変な体勢で書いてたせいか腰が激痛に襲われて、今スマホに切り替えて寝ながら書き始めた。まだ十代だというのに、腰痛に悩まされるとは…年ですね。

・編集長殺し
川岸欧魚先生の作品。おしごとるぽラノベをうたっている作品。川岸先生のシュールでユニークなゆるギャグはここでも顕在。幼女編集長、情熱のある新人、漢方薬姉さん、他社のアニメ見るウーマン、領収書の魔術師など濃いキャラクターが集まっている。すべてが美少女である。だってライトノベル編集部には美少女しかいないから。いいね?
新人であった川田がどんどん堕ちていく様は笑えばいいのか、憐れめばいいのか。多くの新社会人たちの姿を見ているようで落ち着かない。自分の未来を見ているようだとも思う。2019年4月の5巻発売をもって完結した。もっと続いてほしかった作品である。


・キモイマン
中沢健先生の作品。キャッチコピーは『等身大以下のヒーロー爆誕』である。読んだあとだと「等身大未満では」と思わせてしまわれた作品だ。主人公である高寺一郎は学校でいじめられている。それは凄絶にだ。私も小学校の頃、(気づかなかったけれども)いじめられていたのだが、それよりも上かもしれない。そんな一郎がひょんなことから聖(ひじり)という少女と出会い、キモイマンとなっていろいろする話だ。
いろいろの部分が本作の肝なのだが、まあスカッとする話ではない。だがキモくてもいじめられていても、生きていくことはできるのだということを伝えてくれた作品だ。2巻まで発売されている。


・やがて恋するヴィヴィレイン
犬村小六先生の作品。ぶっちゃけ言うと、空から女の子が落ちてくる作品が面白くないわけがない。犬村先生といえば飛空士シリーズが有名だが、それに負けず劣らず面白い作品である。主人公のルカは義妹のシルフィの遺言によってヴィヴィレインを探すことになる。機械兵も私の趣味にカチリと合った。シルフィに似た人造人間、褐色の王女ファニアなど設定には事欠かない。きっちりと綺麗な形をした作品なので、是非読んでほしい。7巻で完結している。

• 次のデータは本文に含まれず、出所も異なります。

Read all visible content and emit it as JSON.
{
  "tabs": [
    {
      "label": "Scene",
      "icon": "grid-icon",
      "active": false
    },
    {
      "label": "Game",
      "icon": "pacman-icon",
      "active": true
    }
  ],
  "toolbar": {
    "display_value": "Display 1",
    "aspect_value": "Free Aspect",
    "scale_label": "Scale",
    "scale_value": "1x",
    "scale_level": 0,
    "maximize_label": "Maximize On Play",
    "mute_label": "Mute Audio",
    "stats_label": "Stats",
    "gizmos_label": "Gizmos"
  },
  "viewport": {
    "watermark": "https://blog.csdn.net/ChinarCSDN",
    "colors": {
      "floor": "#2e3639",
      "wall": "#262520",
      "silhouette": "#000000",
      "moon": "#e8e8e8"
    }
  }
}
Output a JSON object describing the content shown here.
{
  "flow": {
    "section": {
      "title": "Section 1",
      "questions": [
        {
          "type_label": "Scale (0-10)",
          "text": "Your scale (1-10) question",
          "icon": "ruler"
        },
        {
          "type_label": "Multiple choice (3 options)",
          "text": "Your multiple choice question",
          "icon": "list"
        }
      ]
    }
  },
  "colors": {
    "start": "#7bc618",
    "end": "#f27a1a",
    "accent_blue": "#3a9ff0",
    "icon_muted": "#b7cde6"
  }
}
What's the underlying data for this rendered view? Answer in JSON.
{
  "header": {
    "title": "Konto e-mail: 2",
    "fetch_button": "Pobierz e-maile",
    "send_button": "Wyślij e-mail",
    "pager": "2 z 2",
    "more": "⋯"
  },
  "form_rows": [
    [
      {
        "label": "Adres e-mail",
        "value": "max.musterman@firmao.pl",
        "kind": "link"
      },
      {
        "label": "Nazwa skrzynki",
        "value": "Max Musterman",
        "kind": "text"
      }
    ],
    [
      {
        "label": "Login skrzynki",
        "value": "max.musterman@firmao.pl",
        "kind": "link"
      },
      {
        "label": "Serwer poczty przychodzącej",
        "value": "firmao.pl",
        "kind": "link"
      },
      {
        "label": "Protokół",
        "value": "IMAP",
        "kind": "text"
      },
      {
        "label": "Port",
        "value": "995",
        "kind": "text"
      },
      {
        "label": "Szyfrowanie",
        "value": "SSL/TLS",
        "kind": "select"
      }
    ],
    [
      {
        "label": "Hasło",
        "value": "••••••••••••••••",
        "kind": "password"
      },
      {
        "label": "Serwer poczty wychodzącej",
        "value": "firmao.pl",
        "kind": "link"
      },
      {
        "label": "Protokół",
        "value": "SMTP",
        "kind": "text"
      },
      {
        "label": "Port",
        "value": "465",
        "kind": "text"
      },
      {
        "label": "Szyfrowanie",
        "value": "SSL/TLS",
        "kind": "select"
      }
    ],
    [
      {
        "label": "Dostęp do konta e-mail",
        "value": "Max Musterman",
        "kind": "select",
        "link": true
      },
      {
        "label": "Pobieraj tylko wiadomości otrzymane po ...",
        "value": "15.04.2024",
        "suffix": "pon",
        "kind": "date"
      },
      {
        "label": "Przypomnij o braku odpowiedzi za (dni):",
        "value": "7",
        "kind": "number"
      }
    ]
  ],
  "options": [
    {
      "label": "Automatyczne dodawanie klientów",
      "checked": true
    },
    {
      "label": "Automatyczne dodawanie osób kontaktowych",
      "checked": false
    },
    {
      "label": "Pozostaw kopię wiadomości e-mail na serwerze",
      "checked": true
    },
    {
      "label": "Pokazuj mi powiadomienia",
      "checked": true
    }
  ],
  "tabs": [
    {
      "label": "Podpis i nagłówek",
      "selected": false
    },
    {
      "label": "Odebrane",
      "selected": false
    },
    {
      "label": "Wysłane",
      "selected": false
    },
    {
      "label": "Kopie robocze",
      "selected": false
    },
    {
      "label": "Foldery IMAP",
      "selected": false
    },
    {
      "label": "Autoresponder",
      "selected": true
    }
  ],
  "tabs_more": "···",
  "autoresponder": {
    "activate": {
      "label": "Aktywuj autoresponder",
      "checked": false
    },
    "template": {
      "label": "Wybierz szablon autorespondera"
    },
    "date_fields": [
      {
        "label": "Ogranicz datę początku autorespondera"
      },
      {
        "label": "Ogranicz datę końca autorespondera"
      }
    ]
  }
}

まだあるが、それらは有名なのでオススメするまでもないだろう。俺ガイル、俺ツイ、下セカ、友崎くんなど尖った作品が多いのがガガガ文庫の特徴だと思う。

私はガガガ文庫が大好きだ。なにせ自分の本棚では最大手である電撃文庫の本よりもガガガの方が多いくらいである。電撃もかなり多いが、数えたらガガガの方が多かった。私自身も正直いってびっくりしたのは内緒である。

そういうわけでみんな、ガガガ文庫を読もう!

最近電子版と紙版が同時に出るようになったから、電子派の人も紙派の人も、すぐに読めますよ!